Сила искусства — страница 24 из 78

Толкователи-буквалисты сочли бы, что перед нами тот момент живописного процесса, когда завершена грунтовка и намечена монохромная композиция, ожидающая дальнейшей разработки. Но если бы было так, художник стоял бы у самого мольберта. Рембрандт никогда не был буквалистом, и его произведение трактует тему и у́же и шире учебного пособия для начинающего художника. Пряничный гений, похоже, погрузился в транс, его маленькие черные глаза – точки, нанесенные самым кончиком тонкой беличьей кисточки, в них созревает зародыш идеи. Сущность этой идеи Рембрандт, обожавший поддразнивать публику, обозначил светящейся чертой по краю доски, проведенной уверенной рукой идеально прямой вертикальной линией. Подобный знак у древних греков показывал, как пишет их первый историк Плиний Старший, что художник участвует в борьбе за совершенство. (Девизом классического искусства было Nulla diem sine linea, «Ни дня без линии».) Этот знак, таким образом, уже подразумевал все качества, необходимые талантливому художнику: мастерство, требовательность к себе и воображение. Кто из современников Рембрандта мог претендовать на то, что обладает ими? Только враги-католики – Рубенс в Антверпене и Веласкес в Испании. Последний со снисходительной симпатией изобразил голландцев, с хорошей миной вручающих ключи от города Бреды победителям-испанцам.

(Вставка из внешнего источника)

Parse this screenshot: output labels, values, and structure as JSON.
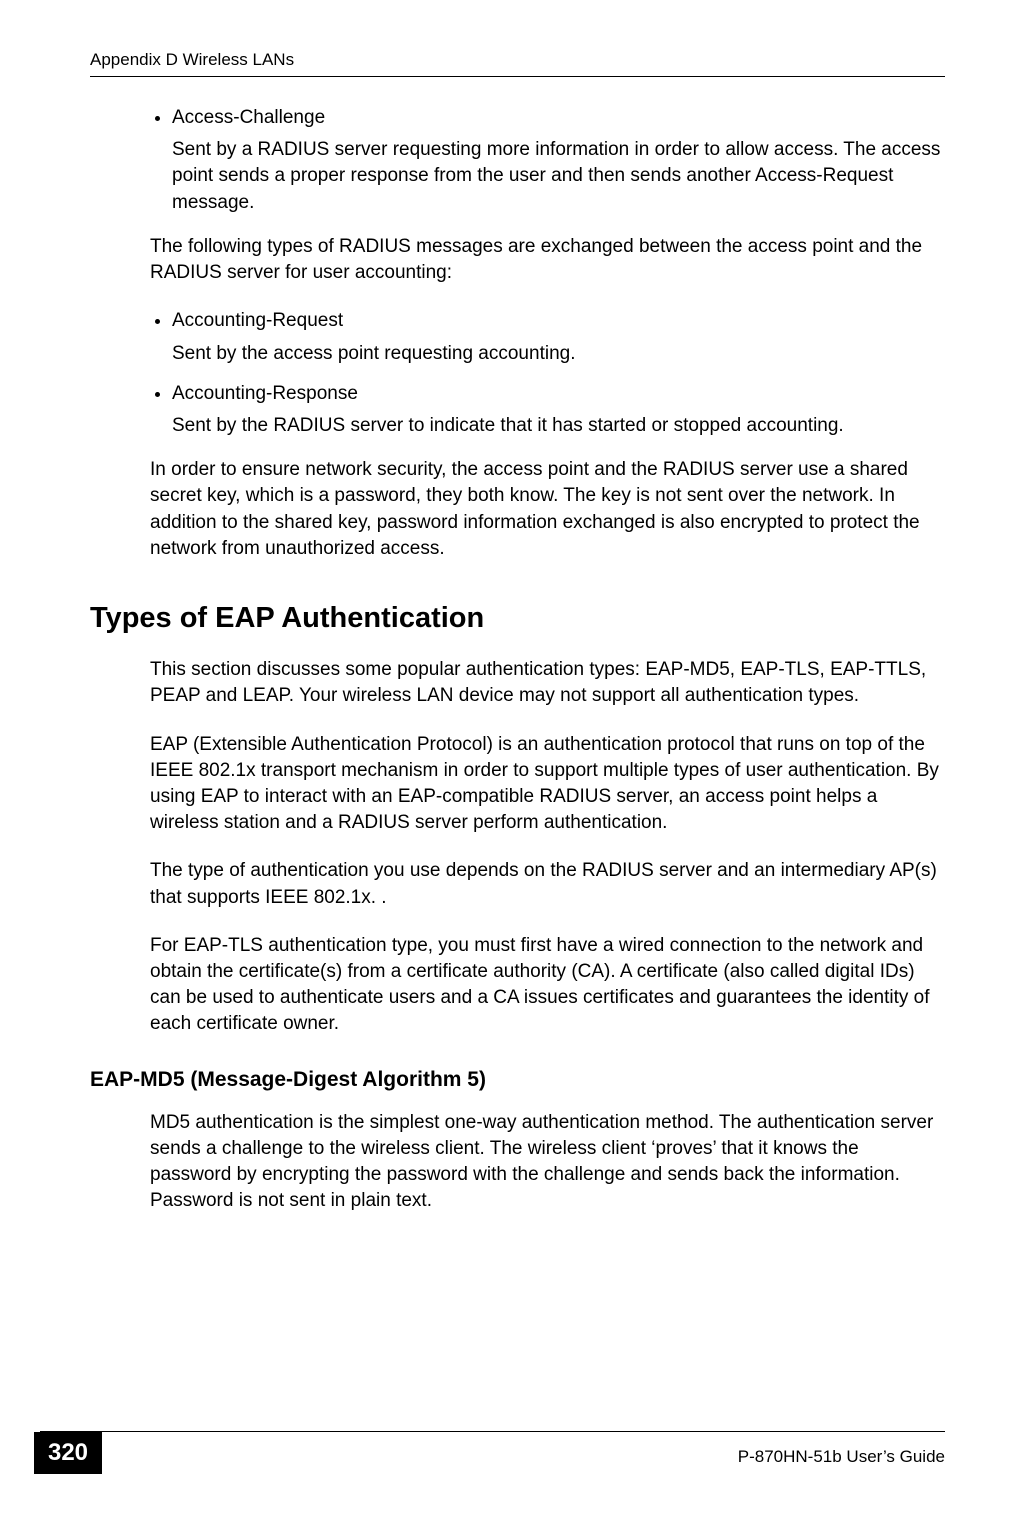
{
  "header": "Appendix D Wireless LANs",
  "bullets1": [
    {
      "title": "Access-Challenge",
      "desc": "Sent by a RADIUS server requesting more information in order to allow access. The access point sends a proper response from the user and then sends another Access-Request message."
    }
  ],
  "p1": "The following types of RADIUS messages are exchanged between the access point and the RADIUS server for user accounting:",
  "bullets2": [
    {
      "title": "Accounting-Request",
      "desc": "Sent by the access point requesting accounting."
    },
    {
      "title": "Accounting-Response",
      "desc": "Sent by the RADIUS server to indicate that it has started or stopped accounting."
    }
  ],
  "p2": "In order to ensure network security, the access point and the RADIUS server use a shared secret key, which is a password, they both know. The key is not sent over the network. In addition to the shared key, password information exchanged is also encrypted to protect the network from unauthorized access.",
  "section_title": "Types of EAP Authentication",
  "p3": "This section discusses some popular authentication types: EAP-MD5, EAP-TLS, EAP-TTLS, PEAP and LEAP. Your wireless LAN device may not support all authentication types.",
  "p4": "EAP (Extensible Authentication Protocol) is an authentication protocol that runs on top of the IEEE 802.1x transport mechanism in order to support multiple types of user authentication. By using EAP to interact with an EAP-compatible RADIUS server, an access point helps a wireless station and a RADIUS server perform authentication.",
  "p5": "The type of authentication you use depends on the RADIUS server and an intermediary AP(s) that supports IEEE 802.1x. .",
  "p6": "For EAP-TLS authentication type, you must first have a wired connection to the network and obtain the certificate(s) from a certificate authority (CA). A certificate (also called digital IDs) can be used to authenticate users and a CA issues certificates and guarantees the identity of each certificate owner.",
  "subsection_title": "EAP-MD5 (Message-Digest Algorithm 5)",
  "p7": "MD5 authentication is the simplest one-way authentication method. The authentication server sends a challenge to the wireless client. The wireless client ‘proves’ that it knows the password by encrypting the password with the challenge and sends back the information. Password is not sent in plain text.",
  "page_number": "320",
  "guide_name": "P-870HN-51b User’s Guide"
}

Но они больше не будут побеждены – ни на поле боя, ни на море, ни в художественной студии. Хюйгенс надеялся, что Рембрандт, чьи самые великие работы всегда черпали вдохновение в высокой поэзии идей, опровергнет старое карикатурное представление о голландцах как о народе, копошащемся в грязи, жадном до денег и вросшем своими ботинками в землю, как о чрезвычайно компетентных, но сугубо прозаических мастеровых, которые могут гордиться только бесподобными деревенскими домами, скотом и сыром. В Рембрандте Хюйгенс видел совсем другого человека. С его уличными персонажами – изъеденными молью бродягами, согбенными стариками, волоокими проститутками, тощими собаками, толстозадыми пьяницами со спущенными штанами – он сочинял куда более захватывающие драмы, чем сюжеты с античными моделями, один за другим создававшиеся утонченными классицистами. Ходульным поделкам на возвышенные религиозные темы, изготовлявшимся в Италии (Караваджо, которым восхищались голландские художники в Риме, был исключением), голландцы противопоставят протестантское искусство, рисующее человека без прикрас.

Поэтому в «Самсоне и Далиле» вместо того, чтобы явить соотечественникам стандартного обнаженного красавца Самсона, срисованного, как водится, с классических скульптур Геракла, одного из бесчисленных порождений Олимпа, Рембрандт (как всегда, вопреки ожиданиям здравомыслящей публики) прикрыл телеса своего героя, который в любом случае далеко не супереврей. И почему-то одетый Самсон кажется даже более уязвимым, чем голый стереотип. О том, что в этом юноше обескураживающе небогатырского вида может все-таки крыться спящий лев, говорят только осторожная походка, боязливый взгляд и вздувшиеся от напряжения вены солдата-филистимлянина, спускающегося на цыпочках по лестнице, чтобы, не дай бог, что-нибудь не скрипнуло.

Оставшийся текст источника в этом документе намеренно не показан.